In the end the cutoff was the first 2 problems in a decent time.
Q1) Given a set of characters made out of the the letters in the English words for the digits zero through nine, determine what the original digits were, in non-descending order.
A1) This was a fairly straight forward, if potentially tedious to code problem – you just have to identify the correct order to try removing the words from the distinct count of each letter in order to avoid getting into a dead end. One such order is (Z)ERO, T(W)O, FO(U)R, SI(X), EI(G)HT, (O)NE, (T)HREE. (F)IVE, SE(V)EN, N(I)NE, . Each of the letters in brackets is the last time that letter occurs reading left to right, so removing in that order obvious works. I like this particular ordering because its the even digits followed by the odd digits, each in ascending order.
Q2) Given a pair of numbers that have been obscured by replacing some of the digits with question marks, and may also be zero padded, determine the way to replace the question marks which results in the minimal difference, breaking ties by minimizing the first value and further by minimizing the second value.
A2) So the contest analysis mentions that this can be done in O(N), which I found interesting, but I’ve not managed to solve yet. The O(N^2) solution is consider the replacement of question marks to have 3 phases.
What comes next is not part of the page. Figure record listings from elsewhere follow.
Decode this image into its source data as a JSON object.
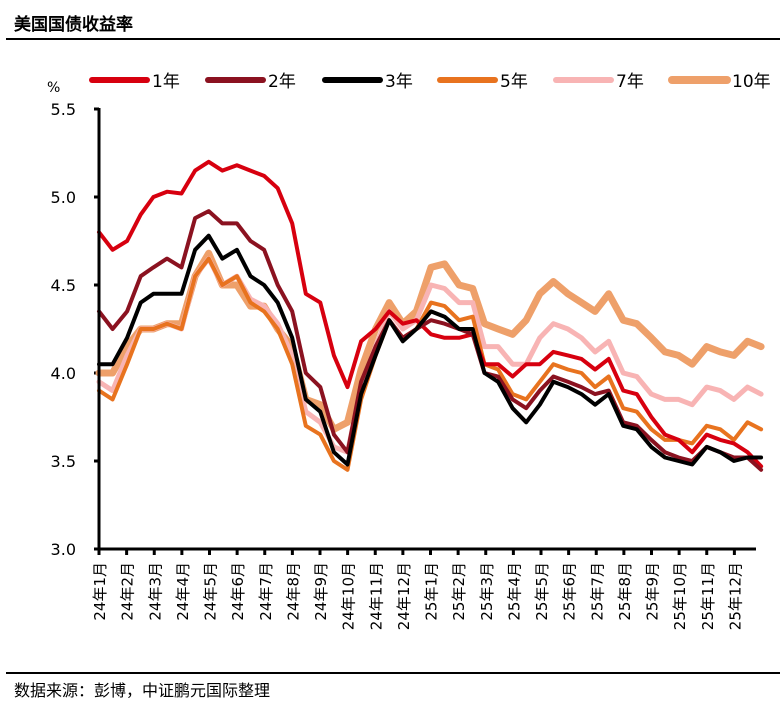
{
  "title": "美国国债收益率",
  "source": "数据来源：彭博，中证鹏元国际整理",
  "chart_data": {
    "type": "line",
    "title": "美国国债收益率",
    "ylabel": "%",
    "ylim": [
      3.0,
      5.5
    ],
    "yticks": [
      "3.0",
      "3.5",
      "4.0",
      "4.5",
      "5.0",
      "5.5"
    ],
    "grid": false,
    "legend": "top",
    "xtick_labels": [
      "24年1月",
      "24年2月",
      "24年3月",
      "24年4月",
      "24年5月",
      "24年6月",
      "24年7月",
      "24年8月",
      "24年9月",
      "24年10月",
      "24年11月",
      "24年12月",
      "25年1月",
      "25年2月",
      "25年3月",
      "25年4月",
      "25年5月",
      "25年6月",
      "25年7月",
      "25年8月",
      "25年9月",
      "25年10月",
      "25年11月",
      "25年12月"
    ],
    "x": [
      "2024-01-01",
      "2024-01-16",
      "2024-02-01",
      "2024-02-16",
      "2024-03-01",
      "2024-03-16",
      "2024-04-01",
      "2024-04-16",
      "2024-05-01",
      "2024-05-16",
      "2024-06-01",
      "2024-06-16",
      "2024-07-01",
      "2024-07-16",
      "2024-08-01",
      "2024-08-16",
      "2024-09-01",
      "2024-09-16",
      "2024-10-01",
      "2024-10-16",
      "2024-11-01",
      "2024-11-16",
      "2024-12-01",
      "2024-12-16",
      "2025-01-01",
      "2025-01-16",
      "2025-02-01",
      "2025-02-16",
      "2025-03-01",
      "2025-03-16",
      "2025-04-01",
      "2025-04-16",
      "2025-05-01",
      "2025-05-16",
      "2025-06-01",
      "2025-06-16",
      "2025-07-01",
      "2025-07-16",
      "2025-08-01",
      "2025-08-16",
      "2025-09-01",
      "2025-09-16",
      "2025-10-01",
      "2025-10-16",
      "2025-11-01",
      "2025-11-16",
      "2025-12-01",
      "2025-12-16",
      "2025-12-31"
    ],
    "series": [
      {
        "name": "1年",
        "color": "#d7000f",
        "values": [
          4.8,
          4.7,
          4.75,
          4.9,
          5.0,
          5.03,
          5.02,
          5.15,
          5.2,
          5.15,
          5.18,
          5.15,
          5.12,
          5.05,
          4.85,
          4.45,
          4.4,
          4.1,
          3.92,
          4.18,
          4.25,
          4.35,
          4.28,
          4.3,
          4.22,
          4.2,
          4.2,
          4.22,
          4.05,
          4.05,
          3.98,
          4.05,
          4.05,
          4.12,
          4.1,
          4.08,
          4.02,
          4.08,
          3.9,
          3.88,
          3.75,
          3.65,
          3.62,
          3.55,
          3.65,
          3.62,
          3.6,
          3.55,
          3.47
        ]
      },
      {
        "name": "2年",
        "color": "#8b1220",
        "values": [
          4.35,
          4.25,
          4.35,
          4.55,
          4.6,
          4.65,
          4.6,
          4.88,
          4.92,
          4.85,
          4.85,
          4.75,
          4.7,
          4.5,
          4.35,
          4.0,
          3.92,
          3.65,
          3.55,
          3.95,
          4.15,
          4.3,
          4.2,
          4.25,
          4.3,
          4.28,
          4.25,
          4.22,
          4.0,
          3.98,
          3.85,
          3.8,
          3.9,
          3.98,
          3.95,
          3.92,
          3.88,
          3.9,
          3.72,
          3.7,
          3.62,
          3.55,
          3.52,
          3.5,
          3.58,
          3.55,
          3.52,
          3.52,
          3.45
        ]
      },
      {
        "name": "3年",
        "color": "#000000",
        "values": [
          4.05,
          4.05,
          4.2,
          4.4,
          4.45,
          4.45,
          4.45,
          4.7,
          4.78,
          4.65,
          4.7,
          4.55,
          4.5,
          4.4,
          4.2,
          3.85,
          3.78,
          3.55,
          3.48,
          3.88,
          4.1,
          4.3,
          4.18,
          4.25,
          4.35,
          4.32,
          4.25,
          4.25,
          4.0,
          3.95,
          3.8,
          3.72,
          3.82,
          3.95,
          3.92,
          3.88,
          3.82,
          3.88,
          3.7,
          3.68,
          3.58,
          3.52,
          3.5,
          3.48,
          3.58,
          3.55,
          3.5,
          3.52,
          3.52
        ]
      },
      {
        "name": "5年",
        "color": "#e8731f",
        "values": [
          3.9,
          3.85,
          4.05,
          4.25,
          4.25,
          4.28,
          4.25,
          4.55,
          4.65,
          4.5,
          4.55,
          4.4,
          4.35,
          4.25,
          4.05,
          3.7,
          3.65,
          3.5,
          3.45,
          3.85,
          4.1,
          4.3,
          4.2,
          4.25,
          4.4,
          4.38,
          4.3,
          4.32,
          4.05,
          4.02,
          3.88,
          3.85,
          3.95,
          4.05,
          4.02,
          4.0,
          3.92,
          3.98,
          3.8,
          3.78,
          3.68,
          3.62,
          3.62,
          3.6,
          3.7,
          3.68,
          3.62,
          3.72,
          3.68
        ]
      },
      {
        "name": "7年",
        "color": "#f8b4b4",
        "values": [
          3.95,
          3.9,
          4.1,
          4.25,
          4.25,
          4.28,
          4.25,
          4.55,
          4.65,
          4.5,
          4.55,
          4.42,
          4.38,
          4.28,
          4.1,
          3.78,
          3.72,
          3.58,
          3.55,
          3.92,
          4.15,
          4.35,
          4.25,
          4.3,
          4.5,
          4.48,
          4.4,
          4.4,
          4.15,
          4.15,
          4.05,
          4.05,
          4.2,
          4.28,
          4.25,
          4.2,
          4.12,
          4.18,
          4.0,
          3.98,
          3.88,
          3.85,
          3.85,
          3.82,
          3.92,
          3.9,
          3.85,
          3.92,
          3.88
        ]
      },
      {
        "name": "10年",
        "color": "#eea06a",
        "values": [
          4.0,
          4.0,
          4.15,
          4.25,
          4.25,
          4.28,
          4.28,
          4.55,
          4.68,
          4.5,
          4.5,
          4.38,
          4.38,
          4.25,
          4.15,
          3.85,
          3.82,
          3.68,
          3.72,
          4.02,
          4.25,
          4.4,
          4.28,
          4.35,
          4.6,
          4.62,
          4.5,
          4.48,
          4.28,
          4.25,
          4.22,
          4.3,
          4.45,
          4.52,
          4.45,
          4.4,
          4.35,
          4.45,
          4.3,
          4.28,
          4.2,
          4.12,
          4.1,
          4.05,
          4.15,
          4.12,
          4.1,
          4.18,
          4.15
        ]
      }
    ]
  }
}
Phase 1 you try to make the numbers equal, Phase 2 you introduce a minimal single digit difference, Phase 3 you try to maximize the difference in the opposite direction to the difference introduced in Phase 2. You just iterate over all of the possible places for Phase 2, including not every reaching it. For each possible phase 2 location you can either try and make the second larger, or the first larger, but that only doubles the total number of passes, so its still O(N^2). You can try and optimize further by aborting when phase 1 fails to make equal, but its not trivial to know when not to bother trying with phase 2 – I think you need some kind of pre-processing step to work that out in order to get to the O(N) solution.
Q3) Given ordered pairs of words, determine the maximum subset which can be made entirely out of the first and second word sets of the inverse of that subset.
A3) I immediately recognized this as a graph problem. I mistakenly first assumed that the answer was number of edges minus the minimum spanning tree, but the minimum spanning tree was the wrong concept. Not too long after that I realized it was a bipartite graph problem. With that I simply assumed that TMD.Algo had the solution and that the answer was the number of edges minus something to do with calculating the bipartite matching. In the end its number of edges minus the bipartite maximal independent set. Which doesn’t make a lot of sense at first glance, since you want number of edges minus the minimal edge cover size – but for a bipartite graph the maximal independent set is equal to the minimal edge cover size. The minimal edge cover is equal to the size of the maximum matching plus one for each vertex not in the maximum matching. Number of vertexes not in the maximum matching is to number of vertexes minus twice the maximum matching. Add on the size of the maximum matching and you get number of vertexes minus the maximum matching, which is the same formula as the size of the maximum independent set.